We are using the Bac-to-Bac system (Invitrogen) modified according to Methods in Molecular Biology (mentioned above). DH10Bac cells are used for recombinant bacmid production and blue/white colony screening is performed to confirm the insertion of the target gene. Sf9 or High Five insect cells are then transfected with the bacmid and recombinant viruses are produced.
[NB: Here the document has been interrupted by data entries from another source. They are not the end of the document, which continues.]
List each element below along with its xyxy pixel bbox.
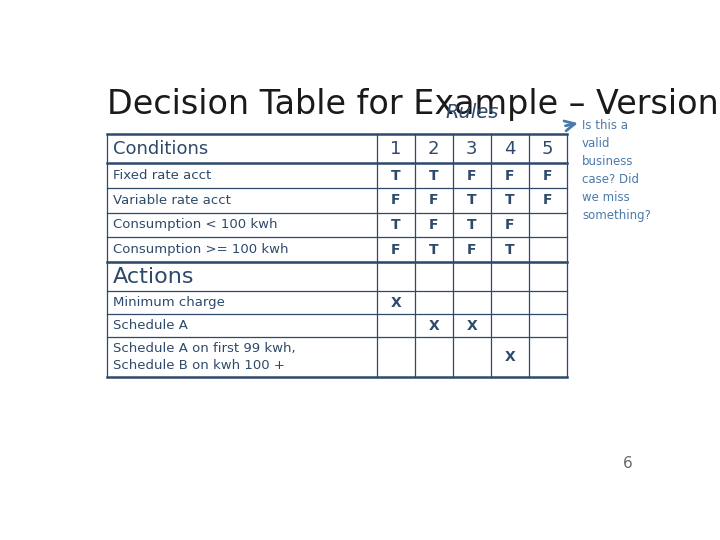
Text: F: F bbox=[391, 193, 400, 207]
Text: Is this a
valid
business
case? Did
we miss
something?: Is this a valid business case? Did we mi… bbox=[582, 119, 651, 222]
Text: Minimum charge: Minimum charge bbox=[113, 296, 225, 309]
Text: T: T bbox=[429, 242, 438, 256]
Text: F: F bbox=[543, 193, 552, 207]
Text: F: F bbox=[391, 242, 400, 256]
Text: 6: 6 bbox=[623, 456, 632, 471]
Text: F: F bbox=[505, 218, 514, 232]
Text: T: T bbox=[429, 168, 438, 183]
Text: Conditions: Conditions bbox=[113, 140, 209, 158]
Text: T: T bbox=[467, 193, 477, 207]
Text: Fixed rate acct: Fixed rate acct bbox=[113, 169, 212, 182]
Text: T: T bbox=[467, 218, 477, 232]
Text: F: F bbox=[429, 218, 438, 232]
Text: F: F bbox=[429, 193, 438, 207]
Text: T: T bbox=[391, 168, 400, 183]
Text: X: X bbox=[390, 296, 401, 310]
Text: Actions: Actions bbox=[113, 267, 194, 287]
Text: X: X bbox=[428, 319, 439, 333]
Text: Consumption >= 100 kwh: Consumption >= 100 kwh bbox=[113, 243, 289, 256]
Text: Schedule A on first 99 kwh,
Schedule B on kwh 100 +: Schedule A on first 99 kwh, Schedule B o… bbox=[113, 342, 296, 373]
Text: 5: 5 bbox=[542, 140, 554, 158]
Text: Consumption < 100 kwh: Consumption < 100 kwh bbox=[113, 219, 278, 232]
Text: F: F bbox=[467, 242, 477, 256]
Text: F: F bbox=[543, 168, 552, 183]
Text: T: T bbox=[505, 242, 515, 256]
Text: X: X bbox=[467, 319, 477, 333]
Text: 4: 4 bbox=[504, 140, 516, 158]
Text: Decision Table for Example – Version 1: Decision Table for Example – Version 1 bbox=[107, 88, 720, 121]
Text: T: T bbox=[505, 193, 515, 207]
Text: Schedule A: Schedule A bbox=[113, 319, 188, 332]
Text: X: X bbox=[504, 350, 515, 365]
Text: T: T bbox=[391, 218, 400, 232]
Text: 1: 1 bbox=[390, 140, 402, 158]
Text: F: F bbox=[505, 168, 514, 183]
Text: 2: 2 bbox=[428, 140, 439, 158]
Text: Rules: Rules bbox=[445, 103, 498, 122]
Text: Variable rate acct: Variable rate acct bbox=[113, 194, 231, 207]
Text: F: F bbox=[467, 168, 477, 183]
Text: 3: 3 bbox=[466, 140, 477, 158]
Cultures for P1 virus generation are used for the small-scale screening. In short, we use a 24-deep well plate to grow all cultures in a volume of 3 mL Sf-900 II media. The cells are harvested after 48-72 h and we take out a small sample from the liquid culture and verify the presence of target protein using SDS-PAGE. We also continue to perform cell lysis, clarification and micro-scale IMAC to assess the levels of soluble and purifiable target protein from each clone. The purification of membrane proteins is performed in the presence of 1% FC12.

Clones that score sufficiently high in the small-scale expression analysis will be subjected to large scale expression.

P2 virus generation is mostly used for the large-scale expression (expression volumes varying from 1-5 L). The purification and downstream process largely follow the protocols used in E. coli protein production.